I was born in Glasgow in 1953 and, though I left when I was ten and haven't lived in Scotland since, I feel totally Scottish. My years there have left memories of a terrifying but brilliant violin teacher called Elsa Ommer, deciding to become a violinist whilst sitting on a bus on the way to a football match, and running up and down blocks of flats for my mother with election leaflets.
I left to go to the Menuhin School, then quite new and without any rules, where I spent four mixed years, the first two very happy and the next two miserable because my wonderful violin teacher Frederick Grinke left! It was a shock to return to a "normal" school but I found entertaining if useless ways of passing the time.
Then aged 16, and intending to take a gap year before going to Cambridge University to study Maths, it was arranged that I should disappear to Switzerland to learn from the legendary and ancient Joseph Szigeti. It was a strange year for someone still a boy and afterwards I definitely needed something more normal.This was provided by two years at the Lucerne Conservatoire with the wonderful Italian violinist Franco Gulli. Although I kept reapplying to Cambridge for a few years I never went down that road…
I then thought that the greatest school of violin playing was to be found in Russia, so I obtained a scholarship to study in Leningrad. I didn't find out much about the Russian School but after an extraordinary year I knew a lot more about survival. Not able to return to Leningrad for my projected second year because of complications with the KGB, I stayed in London and started to earn a living whilst having some postgraduate lessons with Yehudi Menuhin and Yfrah Neaman. It was a quite frantic time, freelancing with most of the London chamber orchestras, learning new solo repertoire in the breaks of recording sessions and (especially after winning second prize in the 1976 Carl Flesch Competition) rushing around playing concertos and recitals. Fortunately I was a quick learner. (Prokofiev D major Concerto in 2 days!)
Around this time David Waterman rang me up out of the blue to ask if I would like to have a quartet reading session with some mutual friends. We enjoyed playing together and repeated the experience (usually followed by a meal in a wonderful Chinese restaurant) fairly regularly, with different middle players, until we started to think that it might be a nice idea to form a regular group and give some concerts. It took us some time to find compatible players but on January 20th 1979 we had our first serious rehearsal and another few weeks to settle on the name Endellion for our group, after an amazing Music Festival in a tiny village in Cornwall.

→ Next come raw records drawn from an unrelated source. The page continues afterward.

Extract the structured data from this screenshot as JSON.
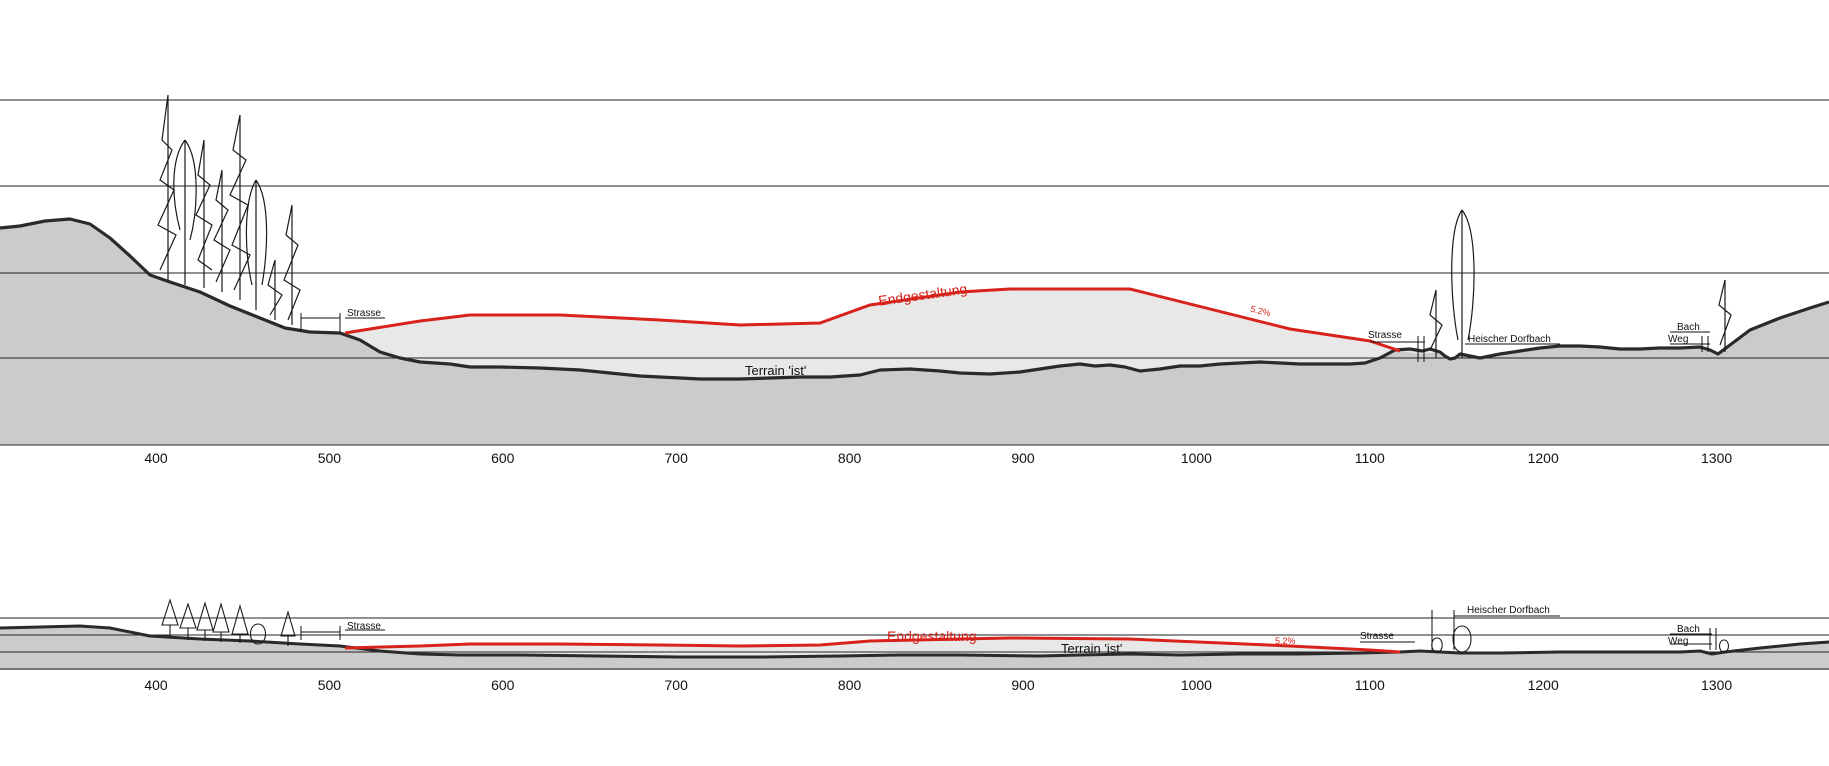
{
  "colors": {
    "terrain_fill": "#cbcbcc",
    "fill_area": "#e8e8e8",
    "terrain_line": "#2a2a2a",
    "endgestaltung": "#d8231c",
    "grid": "#222222"
  },
  "top_section": {
    "label_endgestaltung": "Endgestaltung",
    "label_terrain": "Terrain 'ist'",
    "label_slope": "5.2%",
    "label_strasse_left": "Strasse",
    "label_strasse_right": "Strasse",
    "label_dorfbach": "Heischer Dorfbach",
    "label_bach": "Bach",
    "label_weg": "Weg"
  },
  "bottom_section": {
    "label_endgestaltung": "Endgestaltung",
    "label_terrain": "Terrain 'ist'",
    "label_slope": "5.2%",
    "label_strasse_left": "Strasse",
    "label_strasse_right": "Strasse",
    "label_dorfbach": "Heischer Dorfbach",
    "label_bach": "Bach",
    "label_weg": "Weg"
  },
  "axis_ticks": [
    "400",
    "500",
    "600",
    "700",
    "800",
    "900",
    "1000",
    "1100",
    "1200",
    "1300"
  ]
}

We were lucky enough to win second prize in the Portsmouth International Competition within three months of starting up and with the help of our enthusiastic and brilliant first agent our career was hectically launched.
That was 41 years ago and I'm not sure where all the time has gone. In 1980 I married Shuna and a few years later we were lucky enough to have two sons. Neither of them has anything to do with music. The quartet has travelled all over the world and played about 2500 concerts. I have also spent a lot of time directing orchestras and playing as a soloist. It has been a wonderfully rich life and I feel extraordinarily lucky.
I suppose the unifying thread through all this has been the fantastic music I have had the privilege to learn and play. There have been very few days in the last 40 years when I have not had the joy and the challenge of struggling to fathom the bottomless depths of a late Beethoven quartet, trying to empathise with the tortured emotional switchback of Schubert's late chamber music, or attempting to turn into sound the perfect simplicity and joy of a Haydn quartet without getting in the way. I believe that anyone who has the opportunity to absorb this miraculous music can only be healed and enriched by the experience.